La promesa central del proyecto de los Trump es devolver la fabricación de dispositivos tecnológicos al país. Sin embargo, tanto expertos como medios especializados han puesto en duda que el móvil T1 pueda producirse completamente en territorio estadounidense en los plazos y precios anunciados. El ensamblaje local a gran escala supone un desafío considerable porque la cadena de suministro global es compleja y Estados Unidos carece, a día de hoy, de la infraestructura necesaria para fabricar todos los componentes, desde la pantalla hasta los chips.

Analistas consultados por varios medios identifican fuertes similitudes entre el T1 y diversos smartphones chinos, como el Revvl 7 Pro 5G. Algunas de las características del T1, como sus especificaciones técnicas y diseño, coinciden con modelos fabricados por empresas asiáticas, lo que alimenta las sospechas de que detrás de la marca «fabricado en EE.UU.» podría haber solo ensamblaje superficial o un simple rebranding de un móvil ya existente. Además, producir un teléfono 100% estadounidense resultaría muy costoso respecto a los 499 dólares anunciados, teniendo en cuenta que modelos realmente ensamblados en EE.UU. superan los 1.900 dólares.

Polémicas, limitaciones y la sombra del iPhone

Donald Trump desafía a Apple fabricando móviles en Estados Unidos

El proyecto Trump Mobile llega acompañado de ciertas controversias. Por un lado, la operadora virtual utiliza, en la práctica, la infraestructura de otras compañías, y la atención al cliente se promete 100% localizada en territorio nacional. Por otro, las condiciones de compra del T1 han generado críticas: las ventas anticipadas no son reembolsables y los precios finales pueden variar tras la reserva. Además, la propia empresa advierte que la licencia de uso de la marca Trump se puede revocar en cualquier momento, lo que ha sembrado dudas sobre la continuidad del servicio y la seguridad para los consumidores.

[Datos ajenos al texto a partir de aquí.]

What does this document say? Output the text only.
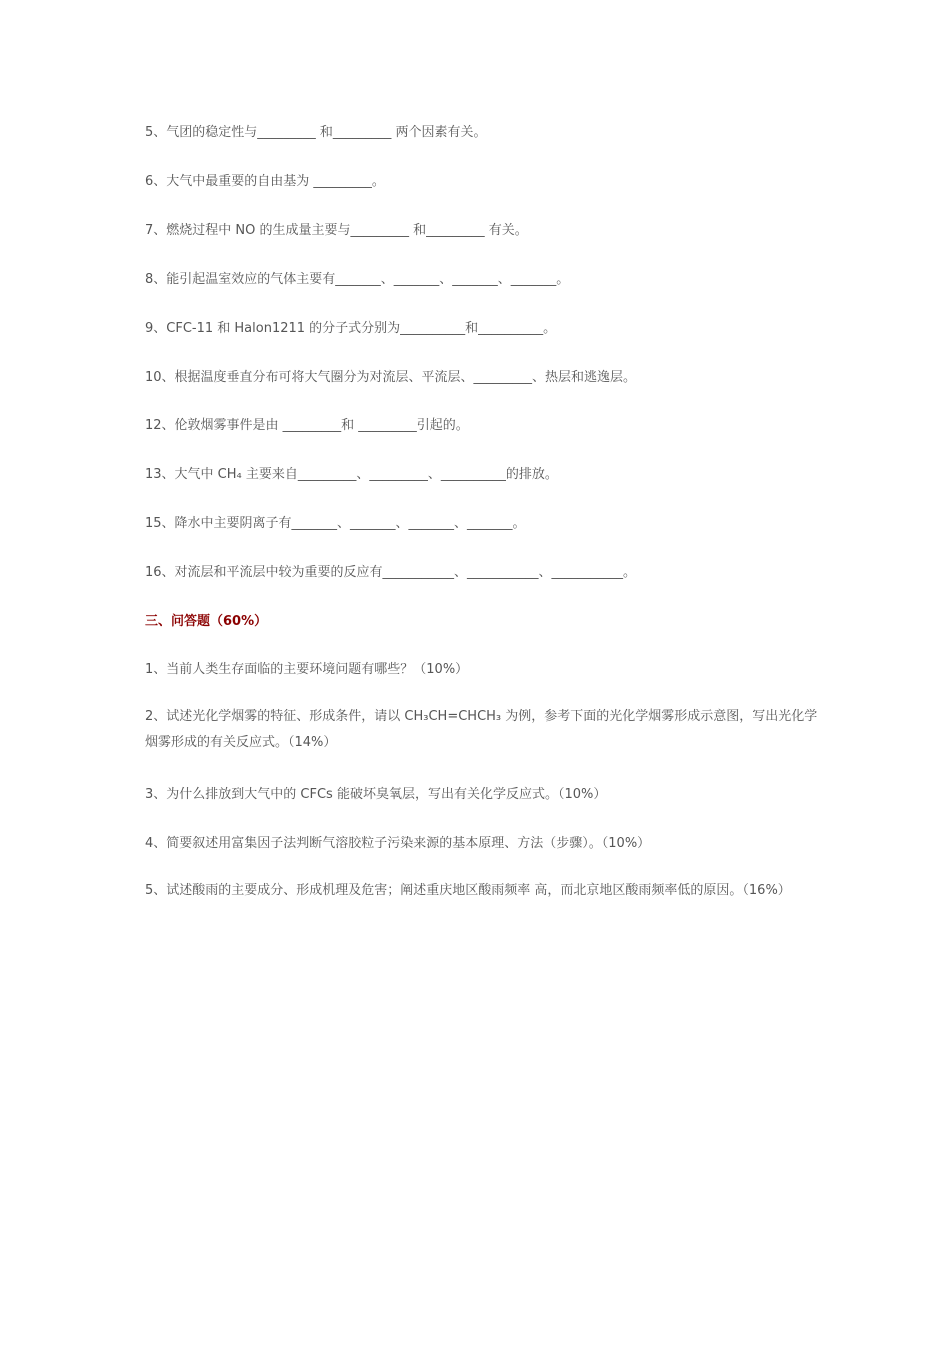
5、气团的稳定性与_________ 和_________ 两个因素有关。
6、大气中最重要的自由基为 _________。
7、燃烧过程中 NO 的生成量主要与_________ 和_________ 有关。
8、能引起温室效应的气体主要有_______、_______、_______、_______。
9、CFC-11 和 Halon1211 的分子式分别为__________和__________。
10、根据温度垂直分布可将大气圈分为对流层、平流层、_________、热层和逃逸层。
12、伦敦烟雾事件是由 _________和 _________引起的。
13、大气中 CH₄ 主要来自_________、_________、__________的排放。
15、降水中主要阴离子有_______、_______、_______、_______。
16、对流层和平流层中较为重要的反应有___________、___________、___________。
三、问答题（60%）
1、当前人类生存面临的主要环境问题有哪些？（10%）
2、试述光化学烟雾的特征、形成条件，请以 CH₃CH=CHCH₃ 为例，参考下面的光化学烟雾形成示意图，写出光化学烟雾形成的有关反应式。（14%）
3、为什么排放到大气中的 CFCs 能破坏臭氧层，写出有关化学反应式。（10%）
4、简要叙述用富集因子法判断气溶胶粒子污染来源的基本原理、方法（步骤）。（10%）
5、试述酸雨的主要成分、形成机理及危害；阐述重庆地区酸雨频率 高，而北京地区酸雨频率低的原因。（16%）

Donald Trump ha sido especialmente insistente en presionar a Apple para que traslade la cadena de producción del iPhone a suelo estadounidense, llegando a amenazar con aranceles del 25% para los dispositivos fabricados fuera del país. Sin embargo, ni Apple ni otros gigantes han mostrado disposición a realizar un cambio tan drástico, y los expertos advierten que, aunque se lograse algún ensamblaje final en EE.UU., la gran mayoría de componentes seguirían procediendo de Asia. El resultado, aseguran, podría ser un iPhone mucho más caro o con limitaciones técnicas y de diseño.

Mientras la familia Trump busca capitalizar la tendencia de figuras mediáticas que lanzan sus propias marcas tecnológicas, la recepción pública y mediática es, de momento, escéptica. El caso del móvil T1 pone de manifiesto las dificultades de fabricar teléfonos inteligentes íntegramente en Estados Unidos, el papel del marketing patriótico y la presión sobre Apple para que mueva ficha en un mercado global cada vez más competitivo.